Vulnerable 
areas

The Leet Water at Coldstream submerges the Irish Bridge and starts to make its way along Duke Street
The Leet Water at Coldstream submerges the Irish Bridge and starts to make its way along Duke Street

The Berwickshire coast is classed as a ‘potentially vulnerable area’ within the Forth Estuary flood risk plan, Coldstream and Preston getting similar classification in the Tweed local plan.

Flood risk plans across Scotland are currently being drawn up and will go out for public consultation towards the end of the year.
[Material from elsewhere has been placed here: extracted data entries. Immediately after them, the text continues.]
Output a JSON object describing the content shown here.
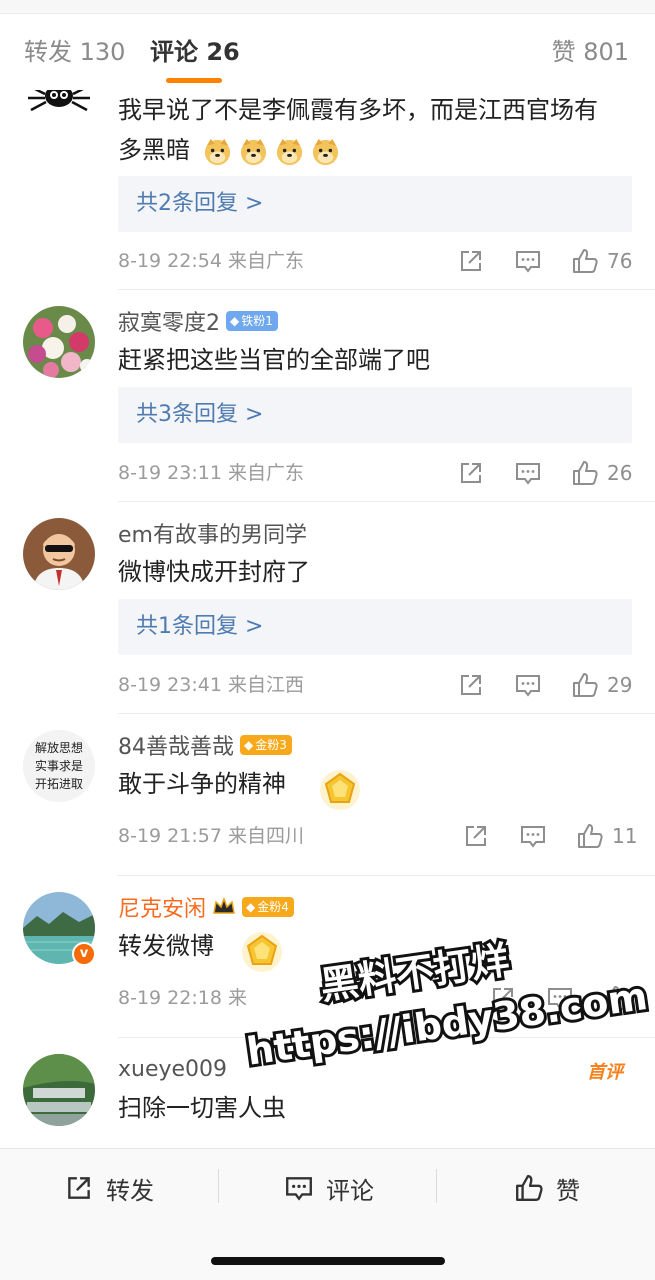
{
  "tabs": {
    "repost": "转发 130",
    "comment": "评论 26",
    "like": "赞 801"
  },
  "comments": [
    {
      "username": "",
      "text_line1": "我早说了不是李佩霞有多坏，而是江西官场有",
      "text_line2": "多黑暗",
      "replies": "共2条回复 >",
      "meta": "8-19 22:54  来自广东",
      "likes": "76"
    },
    {
      "username": "寂寞零度2",
      "fan_badge": "铁粉1",
      "text": "赶紧把这些当官的全部端了吧",
      "replies": "共3条回复 >",
      "meta": "8-19 23:11  来自广东",
      "likes": "26"
    },
    {
      "username": "em有故事的男同学",
      "text": "微博快成开封府了",
      "replies": "共1条回复 >",
      "meta": "8-19 23:41  来自江西",
      "likes": "29"
    },
    {
      "username": "84善哉善哉",
      "fan_badge": "金粉3",
      "avatar_text": [
        "解放思想",
        "实事求是",
        "开拓进取"
      ],
      "text": "敢于斗争的精神",
      "meta": "8-19 21:57  来自四川",
      "likes": "11"
    },
    {
      "username": "尼克安闲",
      "fan_badge": "金粉4",
      "verified_mark": "v",
      "text": "转发微博",
      "meta": "8-19 22:18  来",
      "likes": ""
    },
    {
      "username": "xueye009",
      "first_tag": "首评",
      "text": "扫除一切害人虫"
    }
  ],
  "bottom_bar": {
    "repost": "转发",
    "comment": "评论",
    "like": "赞"
  },
  "watermark": {
    "line1": "黑料不打烊",
    "line2": "https://ibdy38.com"
  },
  "colors": {
    "accent": "#ff8200",
    "link": "#4f7bb1",
    "meta": "#9b9b9b"
  }
}
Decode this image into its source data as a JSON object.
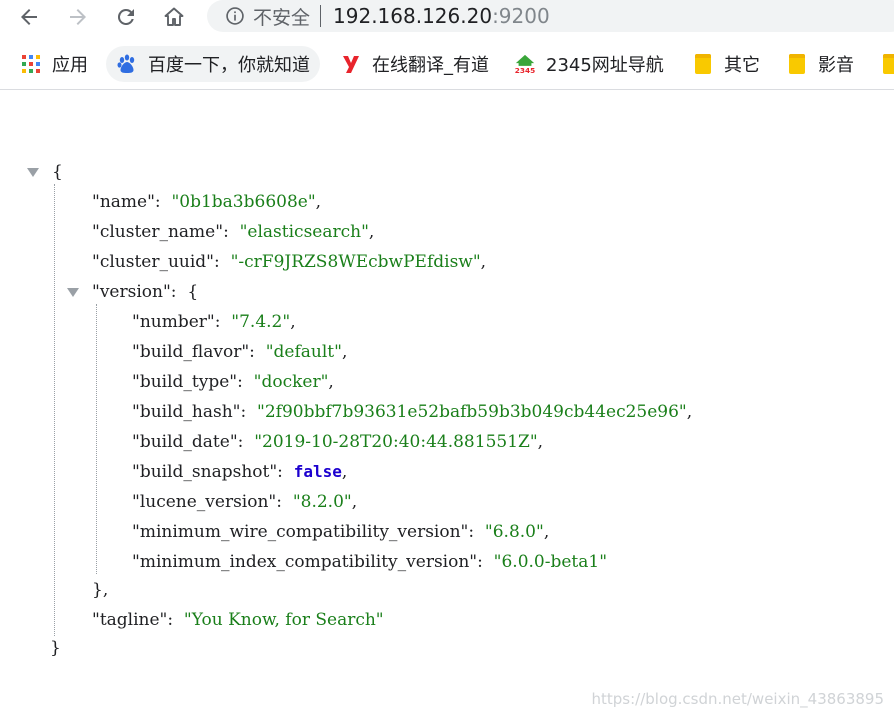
{
  "toolbar": {
    "back_icon": "back-arrow-icon",
    "forward_icon": "forward-arrow-icon",
    "reload_icon": "reload-icon",
    "home_icon": "home-icon",
    "security_label": "不安全",
    "url_host": "192.168.126.20",
    "url_port": ":9200"
  },
  "bookmarks": [
    {
      "label": "应用",
      "icon": "apps-grid-icon"
    },
    {
      "label": "百度一下，你就知道",
      "icon": "baidu-paw-icon"
    },
    {
      "label": "在线翻译_有道",
      "icon": "youdao-icon"
    },
    {
      "label": "2345网址导航",
      "icon": "2345-house-icon"
    },
    {
      "label": "其它",
      "icon": "folder-icon"
    },
    {
      "label": "影音",
      "icon": "folder-icon"
    }
  ],
  "json": {
    "open_brace": "{",
    "close_brace": "}",
    "entries": [
      {
        "key": "\"name\"",
        "value": "\"0b1ba3b6608e\""
      },
      {
        "key": "\"cluster_name\"",
        "value": "\"elasticsearch\""
      },
      {
        "key": "\"cluster_uuid\"",
        "value": "\"-crF9JRZS8WEcbwPEfdisw\""
      }
    ],
    "version_key": "\"version\"",
    "version_entries": [
      {
        "key": "\"number\"",
        "value": "\"7.4.2\""
      },
      {
        "key": "\"build_flavor\"",
        "value": "\"default\""
      },
      {
        "key": "\"build_type\"",
        "value": "\"docker\""
      },
      {
        "key": "\"build_hash\"",
        "value": "\"2f90bbf7b93631e52bafb59b3b049cb44ec25e96\""
      },
      {
        "key": "\"build_date\"",
        "value": "\"2019-10-28T20:40:44.881551Z\""
      },
      {
        "key": "\"build_snapshot\"",
        "value": "false"
      },
      {
        "key": "\"lucene_version\"",
        "value": "\"8.2.0\""
      },
      {
        "key": "\"minimum_wire_compatibility_version\"",
        "value": "\"6.8.0\""
      },
      {
        "key": "\"minimum_index_compatibility_version\"",
        "value": "\"6.0.0-beta1\""
      }
    ],
    "version_close": "},",
    "tagline_key": "\"tagline\"",
    "tagline_value": "\"You Know, for Search\""
  },
  "watermark": "https://blog.csdn.net/weixin_43863895",
  "colors": {
    "string": "#1a7f1a",
    "boolean": "#1c00cf",
    "omnibox_bg": "#f1f3f4"
  }
}
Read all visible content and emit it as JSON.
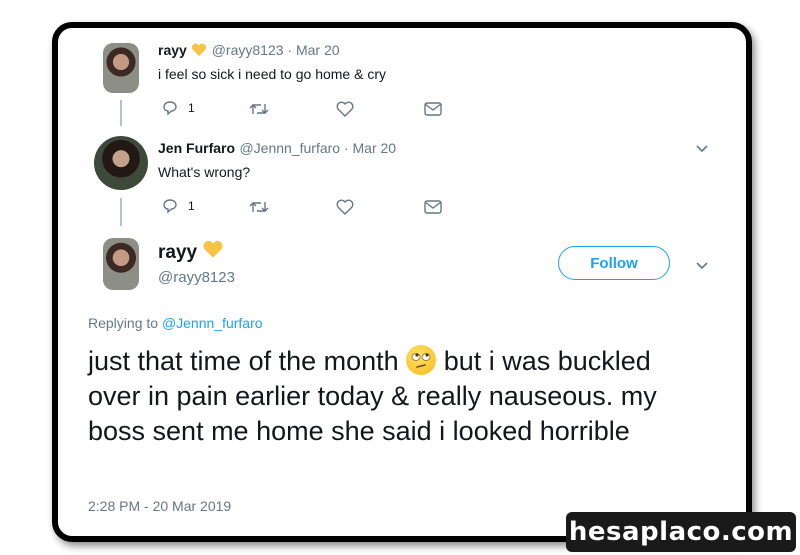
{
  "tweet1": {
    "name": "rayy",
    "handle": "@rayy8123 · Mar 20",
    "text": "i feel so sick i need to go home & cry",
    "reply_count": "1"
  },
  "tweet2": {
    "name": "Jen Furfaro",
    "handle": "@Jennn_furfaro · Mar 20",
    "text": "What's wrong?",
    "reply_count": "1"
  },
  "main": {
    "name": "rayy",
    "handle": "@rayy8123",
    "follow_label": "Follow",
    "replying_prefix": "Replying to",
    "replying_to": "@Jennn_furfaro",
    "text_part1": "just that time of the month",
    "text_part2": "but i was buckled over in pain earlier today & really nauseous. my boss sent me home she said i looked horrible",
    "timestamp": "2:28 PM - 20 Mar 2019"
  },
  "watermark": "hesaplaco.com",
  "colors": {
    "accent": "#1da1f2",
    "muted": "#657786",
    "thread": "#aec4d4"
  }
}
The country is divided into 14 districts and each district will have two plans: a management strategy plan drawn up by Scottish Environment Protection Agency; the other a local flood risk management plan produced by the local authority.

A report to councillors this week explains: “A public consultation will take place from December 22, 2014 to June 2, 2015. This will provide an opportunity for members of the public and stakeholder organisations to comment on the information that will be included in the Flood Risk Management Strategies and Local Flood Risk Management Plan and will ultimately shape the actions that will be taken to manage flood risk.

“The public consultation is based on potentially vulnerable areas which are areas where there is significant flood risk, sufficient to justify further assessment and appraisal of flood management actions.”

Once the finalised flood risk management plans are in place they will be used for long term flood protection planning, ensuring that funding is invested in areas where there is the greatest risk of flooding and where communities can receive the greatest benefit.

Scottish Borders Council is the lead partner for the Tweed Local Plan District where there are 13 ‘potentially vulnerable areas’ including Coldstream and Preston.

New, more accurate flood maps for Scotland were drawn up last year, however, and the information from them suggests that the flood risk at both Coldstream and Preston is not as high as it was thought to be using SEPA’s old flood map data.

Last year SEPA set up its coastal flood warning service for people living and working in the 28 coastal areas. Those who could be affected by coastal flooding can sign up and receive advance coastal flood warnings direct to their phone 24 hours a day which should buy them valuable time to protect families, homes and businesses.

At the time Jim Fraser, emergency planning officer at Scottish Borders Council, added: “This new flood warning service will be of great benefit to people living in the Berwickshire coastal communities.”

And in December last year the warning system came into its own - when a tidal surge caused Eyemouth harbour to flood, the worst in 105 years, water seeping into the ground floor of some premises along Harbour Road.

At todays (Thursdays) Scottish Borders Council meeting, councillors will be asked to approve the draft Flood Risk Management Strategies.

The first phase of the flood risk management strategy to be made public in December this year will include descriptions of the flood risk for all potentially vulnerable areas. Then in March 2015 SEPA will publish the second phase outlining the measure it will take to combat the risks in these areas.